Lagrangian and Hamiltonian structures in an integrable hierarchy and space-time duality

Jean Avan, Vincent Caudrelier, Anastasia Doikou, Anjan Kundu

Published 2015-10-05Version 1

We define and illustrate the novel notion of dual integrable hierarchies, on the example of the nonlinear Schr\"odinger (NLS) hierarchy. For each integrable nonlinear evolution equation (NLEE) in the hierarchy, dual integrable structures are characterized by the fact that the zero-curvature representation of the NLEE can be realized by two Hamiltonian formulations stemming from two inequivalent Poisson structures and two distinct Hamiltonians. This is different from the standard bi-Hamiltonian structure. One is well-known and based on the standard Poisson structure for NLS. The other one is new and based on a different Poisson structure at each level of the hierarchy, yielding the corresponding NLEE as a {\it space} evolution equation. We emphasize the role of the Lagrangian formulation as a unifying framework for deriving both Poisson structures, using ideas from covariant field theory.
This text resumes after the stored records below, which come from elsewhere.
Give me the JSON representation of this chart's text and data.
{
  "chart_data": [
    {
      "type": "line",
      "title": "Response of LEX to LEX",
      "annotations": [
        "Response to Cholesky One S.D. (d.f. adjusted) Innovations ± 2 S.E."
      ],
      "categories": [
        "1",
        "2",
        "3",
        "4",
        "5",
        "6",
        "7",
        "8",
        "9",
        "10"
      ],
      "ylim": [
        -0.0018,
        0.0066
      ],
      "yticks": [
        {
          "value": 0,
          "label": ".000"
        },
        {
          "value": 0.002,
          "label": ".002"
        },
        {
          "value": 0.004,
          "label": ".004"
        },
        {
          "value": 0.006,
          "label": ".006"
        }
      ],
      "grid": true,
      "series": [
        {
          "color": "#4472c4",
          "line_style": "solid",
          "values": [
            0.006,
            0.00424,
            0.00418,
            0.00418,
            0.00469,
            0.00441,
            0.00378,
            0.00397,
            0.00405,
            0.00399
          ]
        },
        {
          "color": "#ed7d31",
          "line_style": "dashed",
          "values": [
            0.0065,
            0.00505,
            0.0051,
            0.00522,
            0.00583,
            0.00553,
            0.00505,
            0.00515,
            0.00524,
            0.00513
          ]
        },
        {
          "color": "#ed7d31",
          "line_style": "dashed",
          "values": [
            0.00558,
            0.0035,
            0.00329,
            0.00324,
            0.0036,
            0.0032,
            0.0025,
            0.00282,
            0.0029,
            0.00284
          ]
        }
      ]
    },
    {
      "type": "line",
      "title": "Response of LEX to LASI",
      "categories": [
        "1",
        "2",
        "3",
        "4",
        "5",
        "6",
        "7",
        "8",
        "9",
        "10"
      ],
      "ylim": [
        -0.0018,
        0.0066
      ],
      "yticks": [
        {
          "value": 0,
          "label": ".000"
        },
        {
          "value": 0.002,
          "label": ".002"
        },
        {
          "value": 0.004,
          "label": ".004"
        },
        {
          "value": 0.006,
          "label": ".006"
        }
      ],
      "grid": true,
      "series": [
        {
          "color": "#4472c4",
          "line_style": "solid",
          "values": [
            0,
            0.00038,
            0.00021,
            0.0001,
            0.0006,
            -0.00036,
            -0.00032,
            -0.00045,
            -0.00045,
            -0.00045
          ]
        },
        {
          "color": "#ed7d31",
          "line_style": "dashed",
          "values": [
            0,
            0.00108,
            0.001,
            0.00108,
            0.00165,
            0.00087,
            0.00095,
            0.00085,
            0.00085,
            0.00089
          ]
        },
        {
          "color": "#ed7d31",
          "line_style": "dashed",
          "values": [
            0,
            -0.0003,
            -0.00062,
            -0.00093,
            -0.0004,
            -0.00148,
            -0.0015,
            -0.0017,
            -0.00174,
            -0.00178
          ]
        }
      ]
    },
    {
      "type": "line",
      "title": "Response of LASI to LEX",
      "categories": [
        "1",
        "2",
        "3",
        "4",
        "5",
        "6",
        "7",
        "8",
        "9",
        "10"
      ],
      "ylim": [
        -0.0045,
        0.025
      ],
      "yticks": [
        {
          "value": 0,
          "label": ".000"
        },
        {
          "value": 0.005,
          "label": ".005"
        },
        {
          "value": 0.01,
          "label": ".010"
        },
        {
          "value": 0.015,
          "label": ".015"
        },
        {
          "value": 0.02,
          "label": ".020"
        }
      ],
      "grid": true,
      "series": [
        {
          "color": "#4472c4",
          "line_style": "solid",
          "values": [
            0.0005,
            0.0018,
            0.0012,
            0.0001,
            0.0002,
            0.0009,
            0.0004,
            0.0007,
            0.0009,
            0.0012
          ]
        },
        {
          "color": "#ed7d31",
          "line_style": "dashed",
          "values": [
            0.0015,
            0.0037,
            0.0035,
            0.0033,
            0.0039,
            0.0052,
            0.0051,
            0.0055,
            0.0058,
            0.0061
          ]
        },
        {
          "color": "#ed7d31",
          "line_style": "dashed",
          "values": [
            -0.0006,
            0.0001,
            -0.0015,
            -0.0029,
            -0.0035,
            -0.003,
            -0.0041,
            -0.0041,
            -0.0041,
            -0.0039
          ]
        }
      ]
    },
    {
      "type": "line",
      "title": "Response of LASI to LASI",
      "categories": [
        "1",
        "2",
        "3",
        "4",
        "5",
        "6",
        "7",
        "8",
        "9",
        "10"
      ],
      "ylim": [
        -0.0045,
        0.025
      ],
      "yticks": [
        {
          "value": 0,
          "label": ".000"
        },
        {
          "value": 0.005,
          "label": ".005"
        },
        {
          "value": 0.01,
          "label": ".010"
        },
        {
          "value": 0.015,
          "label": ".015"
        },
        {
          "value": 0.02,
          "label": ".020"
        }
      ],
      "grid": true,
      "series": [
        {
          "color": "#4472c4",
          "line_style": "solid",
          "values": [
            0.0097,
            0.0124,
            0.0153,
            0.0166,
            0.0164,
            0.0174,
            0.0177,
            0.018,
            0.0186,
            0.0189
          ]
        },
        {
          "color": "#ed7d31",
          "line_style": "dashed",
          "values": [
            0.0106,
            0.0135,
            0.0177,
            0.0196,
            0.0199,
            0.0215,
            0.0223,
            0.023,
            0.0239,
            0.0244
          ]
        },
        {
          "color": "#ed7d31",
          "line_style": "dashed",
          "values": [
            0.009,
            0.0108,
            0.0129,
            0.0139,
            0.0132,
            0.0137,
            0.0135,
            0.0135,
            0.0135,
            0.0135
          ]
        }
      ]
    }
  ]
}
One of our main results is to show that the two matrices of the Lax pair satisfy the same form of ultralocal Poisson algebra (up to a sign) characterized by an $r$-matrix structure, whereas traditionally only one of them is involved in the classical $r$-matrix method. We construct explicit dual hierarchies of Hamiltonians, and Lax representations of the triggered dynamics, from the monodromy matrices of either Lax matrix. An appealing procedure to build a multi-dimensional lattice of Lax pair, through successive uses of the dual Poisson structures, is briefly introduced.